Here, finally, is my guess and my quandary about what seems to me to be the mode of social control that will grow in importance as traversals are added on top of activity genres and conformity to genre norms grows less important, at least on the timescales now to be dominated by traversals instead. My guess is that traversals will be characterized by something like their style. Something more like a holistic aesthetic judgment rather than, as with genre-like norms, by objective conformity to codified criteria that specify analytical components. We judge genre-conformity by looking at the separate parts and their criterial features; if all the parts are present, if each has the canonical features, if they are all ordered in the normative manner, the text or activity passes muster. There is no special sense of the whole; no emergent quality of the whole that is taken to be more than the sum of the parts. Genre-conformity is an eminently linear and summative strategy, a true product of the machine age. Traversal judgments, on the other hand, are eminently holistic, or at least they operate ‘in the large’, with the meaningfulness and quality of the longer-scale portions of the traversal more important than the smaller-scale ones. Traversals are emergent all the way down. They are characteristic of the age of complex (including biological and ecosocial) systems understanding.

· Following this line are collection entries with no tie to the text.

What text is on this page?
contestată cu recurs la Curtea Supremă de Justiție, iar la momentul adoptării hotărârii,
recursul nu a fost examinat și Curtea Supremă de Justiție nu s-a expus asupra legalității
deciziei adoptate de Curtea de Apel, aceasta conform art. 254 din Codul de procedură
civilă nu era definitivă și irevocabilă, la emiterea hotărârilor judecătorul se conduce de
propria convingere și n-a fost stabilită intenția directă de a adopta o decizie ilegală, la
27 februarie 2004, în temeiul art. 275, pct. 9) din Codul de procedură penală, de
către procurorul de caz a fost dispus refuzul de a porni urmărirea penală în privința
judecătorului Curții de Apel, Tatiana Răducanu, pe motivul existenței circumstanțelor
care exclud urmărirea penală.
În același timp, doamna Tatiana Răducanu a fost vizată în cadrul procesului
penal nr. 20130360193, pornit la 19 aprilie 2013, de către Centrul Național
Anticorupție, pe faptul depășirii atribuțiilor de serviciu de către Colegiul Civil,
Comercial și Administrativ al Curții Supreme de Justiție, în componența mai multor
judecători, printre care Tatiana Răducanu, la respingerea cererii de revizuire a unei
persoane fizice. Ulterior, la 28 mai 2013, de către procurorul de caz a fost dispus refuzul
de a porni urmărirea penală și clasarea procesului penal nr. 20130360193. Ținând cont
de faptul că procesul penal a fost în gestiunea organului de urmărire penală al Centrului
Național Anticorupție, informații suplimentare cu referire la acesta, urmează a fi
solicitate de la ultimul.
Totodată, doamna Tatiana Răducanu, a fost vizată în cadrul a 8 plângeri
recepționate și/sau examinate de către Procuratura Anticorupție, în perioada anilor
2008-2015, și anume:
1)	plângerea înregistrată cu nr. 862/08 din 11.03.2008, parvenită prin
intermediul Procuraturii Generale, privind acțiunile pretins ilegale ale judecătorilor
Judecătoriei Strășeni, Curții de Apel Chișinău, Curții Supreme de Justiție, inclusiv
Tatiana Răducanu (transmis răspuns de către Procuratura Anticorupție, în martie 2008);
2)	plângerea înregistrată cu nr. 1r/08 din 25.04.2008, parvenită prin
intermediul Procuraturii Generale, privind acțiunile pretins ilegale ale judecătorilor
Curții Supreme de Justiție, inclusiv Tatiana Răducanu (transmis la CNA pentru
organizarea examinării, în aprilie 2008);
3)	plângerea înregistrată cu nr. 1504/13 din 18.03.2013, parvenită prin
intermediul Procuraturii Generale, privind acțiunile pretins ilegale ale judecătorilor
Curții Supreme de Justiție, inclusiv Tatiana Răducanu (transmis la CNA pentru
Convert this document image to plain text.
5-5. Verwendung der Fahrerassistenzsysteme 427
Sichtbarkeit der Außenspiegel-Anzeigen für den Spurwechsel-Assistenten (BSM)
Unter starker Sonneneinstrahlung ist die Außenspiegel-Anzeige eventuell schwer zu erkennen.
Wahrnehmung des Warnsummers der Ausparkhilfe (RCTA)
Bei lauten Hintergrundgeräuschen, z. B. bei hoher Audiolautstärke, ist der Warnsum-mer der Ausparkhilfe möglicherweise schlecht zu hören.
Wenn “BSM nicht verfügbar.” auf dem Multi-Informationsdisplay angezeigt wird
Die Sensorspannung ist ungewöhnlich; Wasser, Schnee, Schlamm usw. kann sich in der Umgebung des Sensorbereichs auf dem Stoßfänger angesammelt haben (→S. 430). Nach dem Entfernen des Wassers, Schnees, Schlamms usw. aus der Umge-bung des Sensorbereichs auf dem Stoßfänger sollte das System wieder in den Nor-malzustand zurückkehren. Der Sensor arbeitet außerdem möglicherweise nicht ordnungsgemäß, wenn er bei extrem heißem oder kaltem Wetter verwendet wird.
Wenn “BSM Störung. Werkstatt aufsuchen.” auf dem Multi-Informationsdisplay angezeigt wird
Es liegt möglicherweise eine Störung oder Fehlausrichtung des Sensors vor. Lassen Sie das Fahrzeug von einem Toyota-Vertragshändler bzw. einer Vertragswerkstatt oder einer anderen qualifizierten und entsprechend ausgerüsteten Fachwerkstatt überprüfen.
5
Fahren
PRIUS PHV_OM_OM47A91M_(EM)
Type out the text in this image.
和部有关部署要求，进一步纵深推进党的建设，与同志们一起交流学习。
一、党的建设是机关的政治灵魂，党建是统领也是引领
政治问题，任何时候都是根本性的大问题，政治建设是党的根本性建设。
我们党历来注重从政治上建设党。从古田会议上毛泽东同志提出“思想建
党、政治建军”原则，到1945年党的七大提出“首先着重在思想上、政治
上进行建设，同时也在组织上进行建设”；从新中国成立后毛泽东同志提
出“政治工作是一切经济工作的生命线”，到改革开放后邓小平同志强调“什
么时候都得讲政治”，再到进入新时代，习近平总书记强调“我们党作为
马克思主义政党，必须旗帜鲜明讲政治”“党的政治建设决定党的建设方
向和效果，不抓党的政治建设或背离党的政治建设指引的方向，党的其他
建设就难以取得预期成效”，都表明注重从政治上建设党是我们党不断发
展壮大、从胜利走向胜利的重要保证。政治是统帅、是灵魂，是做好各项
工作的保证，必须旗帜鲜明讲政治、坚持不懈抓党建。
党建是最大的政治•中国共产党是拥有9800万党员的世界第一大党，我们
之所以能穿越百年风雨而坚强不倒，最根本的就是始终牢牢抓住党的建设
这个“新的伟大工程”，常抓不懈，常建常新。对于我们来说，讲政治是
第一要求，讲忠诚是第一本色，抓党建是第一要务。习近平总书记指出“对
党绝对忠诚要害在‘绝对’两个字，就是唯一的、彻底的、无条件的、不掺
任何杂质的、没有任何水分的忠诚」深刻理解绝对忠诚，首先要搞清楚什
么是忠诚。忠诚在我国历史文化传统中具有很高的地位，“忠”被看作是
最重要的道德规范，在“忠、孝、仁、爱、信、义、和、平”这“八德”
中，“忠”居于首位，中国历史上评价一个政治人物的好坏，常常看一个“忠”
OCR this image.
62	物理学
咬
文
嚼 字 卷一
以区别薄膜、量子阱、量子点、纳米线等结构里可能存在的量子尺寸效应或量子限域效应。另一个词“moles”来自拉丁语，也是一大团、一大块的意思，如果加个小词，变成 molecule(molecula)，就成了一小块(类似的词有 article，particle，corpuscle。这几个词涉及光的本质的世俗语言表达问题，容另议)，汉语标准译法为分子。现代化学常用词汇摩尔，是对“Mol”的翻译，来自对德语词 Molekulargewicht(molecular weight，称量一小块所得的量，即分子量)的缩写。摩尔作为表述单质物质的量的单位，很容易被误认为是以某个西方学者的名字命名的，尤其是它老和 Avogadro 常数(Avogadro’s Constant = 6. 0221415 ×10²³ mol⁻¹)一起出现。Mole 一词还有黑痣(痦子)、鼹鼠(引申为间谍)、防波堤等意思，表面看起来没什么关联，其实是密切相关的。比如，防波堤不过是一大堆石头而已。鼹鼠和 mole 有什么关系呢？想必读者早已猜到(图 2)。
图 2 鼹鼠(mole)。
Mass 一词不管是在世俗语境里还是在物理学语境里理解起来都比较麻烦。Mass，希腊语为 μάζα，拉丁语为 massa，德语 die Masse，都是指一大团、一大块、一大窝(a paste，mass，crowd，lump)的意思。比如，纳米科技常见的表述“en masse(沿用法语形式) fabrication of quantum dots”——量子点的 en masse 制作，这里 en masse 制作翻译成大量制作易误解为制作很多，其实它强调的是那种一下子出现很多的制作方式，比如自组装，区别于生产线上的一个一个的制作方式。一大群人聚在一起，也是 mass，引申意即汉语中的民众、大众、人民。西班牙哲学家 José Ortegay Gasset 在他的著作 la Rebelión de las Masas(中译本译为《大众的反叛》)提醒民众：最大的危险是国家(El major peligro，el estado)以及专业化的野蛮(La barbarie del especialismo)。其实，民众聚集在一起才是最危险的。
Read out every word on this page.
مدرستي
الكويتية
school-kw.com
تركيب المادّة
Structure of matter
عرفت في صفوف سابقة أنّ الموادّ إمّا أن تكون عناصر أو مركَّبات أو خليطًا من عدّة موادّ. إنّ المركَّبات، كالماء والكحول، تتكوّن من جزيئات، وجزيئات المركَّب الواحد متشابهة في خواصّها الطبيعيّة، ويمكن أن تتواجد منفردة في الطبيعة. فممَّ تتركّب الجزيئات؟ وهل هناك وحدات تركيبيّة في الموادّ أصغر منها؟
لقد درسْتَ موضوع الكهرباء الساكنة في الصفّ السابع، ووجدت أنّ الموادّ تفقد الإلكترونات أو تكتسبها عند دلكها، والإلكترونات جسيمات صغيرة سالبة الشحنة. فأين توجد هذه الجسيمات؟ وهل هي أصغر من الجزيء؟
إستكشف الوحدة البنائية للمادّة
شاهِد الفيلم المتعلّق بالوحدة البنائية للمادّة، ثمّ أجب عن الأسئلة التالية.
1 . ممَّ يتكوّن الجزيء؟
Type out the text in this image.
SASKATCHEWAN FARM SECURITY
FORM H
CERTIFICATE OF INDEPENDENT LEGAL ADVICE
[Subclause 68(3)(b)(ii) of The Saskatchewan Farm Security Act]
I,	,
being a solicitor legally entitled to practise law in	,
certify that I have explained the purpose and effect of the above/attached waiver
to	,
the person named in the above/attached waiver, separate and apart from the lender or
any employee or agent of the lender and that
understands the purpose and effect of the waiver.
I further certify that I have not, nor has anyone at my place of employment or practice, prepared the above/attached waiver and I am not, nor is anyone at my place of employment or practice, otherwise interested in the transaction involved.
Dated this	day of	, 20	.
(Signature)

Late modernist technologies of mass social organization require a historically unprecedented degree of social control and widespread standardization and conformity. Modernist societies as they expand find that each effort to enforce standardization runs afoul of the messiness of complex systems, their inherent unpredictability arising from multiple cross-couplings and interlinked causal loops. Each effort to enforce conformity requires that more and more aspects of life must in turn also be controlled. A global-scale society built on modernist principles will be highly precarious, teetering permanently at the edge of collapse, requiring the most minute control of every aspect of human life and ecological processes. We will, I think, never reach this stage. Rather we will shift uneasily beteen the last gasps of modernism, its periodic crises of regional or global collapse (economic and ecological) arising from over-control, and an emerging counter-system predicated on relaxing control over people and ecosystems, reducing expectations, accepting disasters as inevitable rather than increasing control in futile efforts to prevent them that only make for other greater disasters. We will have to finally let go of the Faustian fantasy and embrace a value system which privileges the whole over the part, the complete ecosocial system over humanity alone, and the quality of a day or a life over the standardization of a word or an action.
In all these possible scenarios, the new ways we learn to use language to make emergently possible kinds of meanings across widely different scales (of time, text, or experience), as in hypertext traversals will play a key role. It is the work of critical discourse analysis and applied linguistics more generally to understand how.